於前人研究可得知，相同正算理論程式若採用不同回算演繹技巧將會影響回算最終結果之呈現，且傳統數值分析方法(如：迭代法)常會遭遇到回算起始模數值選用與陷入局部極小值問題造成回算誤差；而新型啟發式演算法(如：基因演算法) 雖然全域搜尋能力佳，但在精度要求下常造成回算時間過長等缺點。因此，本研究除探討回顧國內外鋪面撓度回算程式所採用的回算方法及數值分析技巧外，擬針對落重撓度試驗動力特性，使用全域搜尋之基因演算法與局部搜尋之二分法並稱為混合式基因演算法(Hybrid Genetic Algorithm, 簡稱HGA)，且以此方法為回算工具進而發展成動力回算程式DBFWD-HGA。
The pavement FWD device, which can effectively know mechanics of the pavement well and provide valuable information of pavement management and maintenance, is a major equipment used to evaluate the deflections of pavements around the world. Moreover, the test measurement data is comprehensively analyzed by using the backcalculation. As the design method of pavement evolves from traditional method into mechanics-empirical design method, the backcalculation analysis turns out to become very crucial.
According to former research, same forward calculation program with different methods of backcalculation will lead to different results. Furthermore, traditional numerical methods such as iterative method often encounter backcalculation errors due to the initial value and local minimum value. Additionally, although the new-type heuristic algorithm such as genetic algorithm is good at global search, it still has the flaw of long backcalculation time with the requirement of resolution. Hence, this research not only explores the backcalculation and numerical methods introduced by backcalculation program around the world but also capitalizes on global search of genetic algorithm associated with local search of bisection method to form a Hybrid Genetic Algorithm(HGA). Accordingly, dynamic backcalculation program DBFWD-HGA can be formed based on HGA.

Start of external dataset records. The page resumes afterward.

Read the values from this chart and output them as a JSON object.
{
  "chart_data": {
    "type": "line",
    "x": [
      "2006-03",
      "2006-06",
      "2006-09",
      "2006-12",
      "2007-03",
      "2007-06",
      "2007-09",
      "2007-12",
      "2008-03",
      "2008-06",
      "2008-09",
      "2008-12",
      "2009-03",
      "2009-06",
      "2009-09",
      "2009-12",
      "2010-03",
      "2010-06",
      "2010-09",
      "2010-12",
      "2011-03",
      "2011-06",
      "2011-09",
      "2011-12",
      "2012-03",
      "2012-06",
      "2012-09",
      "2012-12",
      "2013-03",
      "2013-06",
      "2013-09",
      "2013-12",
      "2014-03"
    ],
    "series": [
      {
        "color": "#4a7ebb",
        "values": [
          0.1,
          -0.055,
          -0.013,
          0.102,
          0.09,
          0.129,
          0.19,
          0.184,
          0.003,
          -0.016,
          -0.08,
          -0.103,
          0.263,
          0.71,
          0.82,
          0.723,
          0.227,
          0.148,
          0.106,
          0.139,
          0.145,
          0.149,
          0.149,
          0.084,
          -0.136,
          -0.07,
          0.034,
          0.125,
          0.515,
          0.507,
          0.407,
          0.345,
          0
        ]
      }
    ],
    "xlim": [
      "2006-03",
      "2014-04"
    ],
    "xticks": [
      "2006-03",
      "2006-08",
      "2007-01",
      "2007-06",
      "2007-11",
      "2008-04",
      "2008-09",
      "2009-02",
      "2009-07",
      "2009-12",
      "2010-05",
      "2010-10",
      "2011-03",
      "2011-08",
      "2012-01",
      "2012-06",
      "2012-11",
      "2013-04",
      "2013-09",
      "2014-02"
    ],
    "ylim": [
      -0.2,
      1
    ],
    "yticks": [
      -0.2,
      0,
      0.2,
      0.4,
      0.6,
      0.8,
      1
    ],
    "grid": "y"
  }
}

In order to explore and compare same forward calculation program with respect to different algorithms, this research simulates the results of flexible and rigid pavement and field case study by using DBFWD, DBFWD-GA, and DBFWD-HGA. In the theoretical backcalculations, the results show that using the local search method can not only increase the search capability and convergence rate of genetic algorithm but also effectively solve the fine-tuning deficiency of the algorithm and save operation time. Therefore, in the means of searching the optimum solution, this method can effectively improve the operation efficiency of genetic algorithm. However, regarding the case analysis, the results show that the method is not superior to traditional DBFWD and MODULUS due to limited variable study on factors affecting the backcalculations. Besides, calculation time consumed by genetic algorithm is much longer than iterative method. Though the calculation time of DBFWD-HGA can be lowered by 0.27~0.75 times (27%~75%), it is still more than 5 times that of iterative method. In this case, this method is not yet efficient at the being.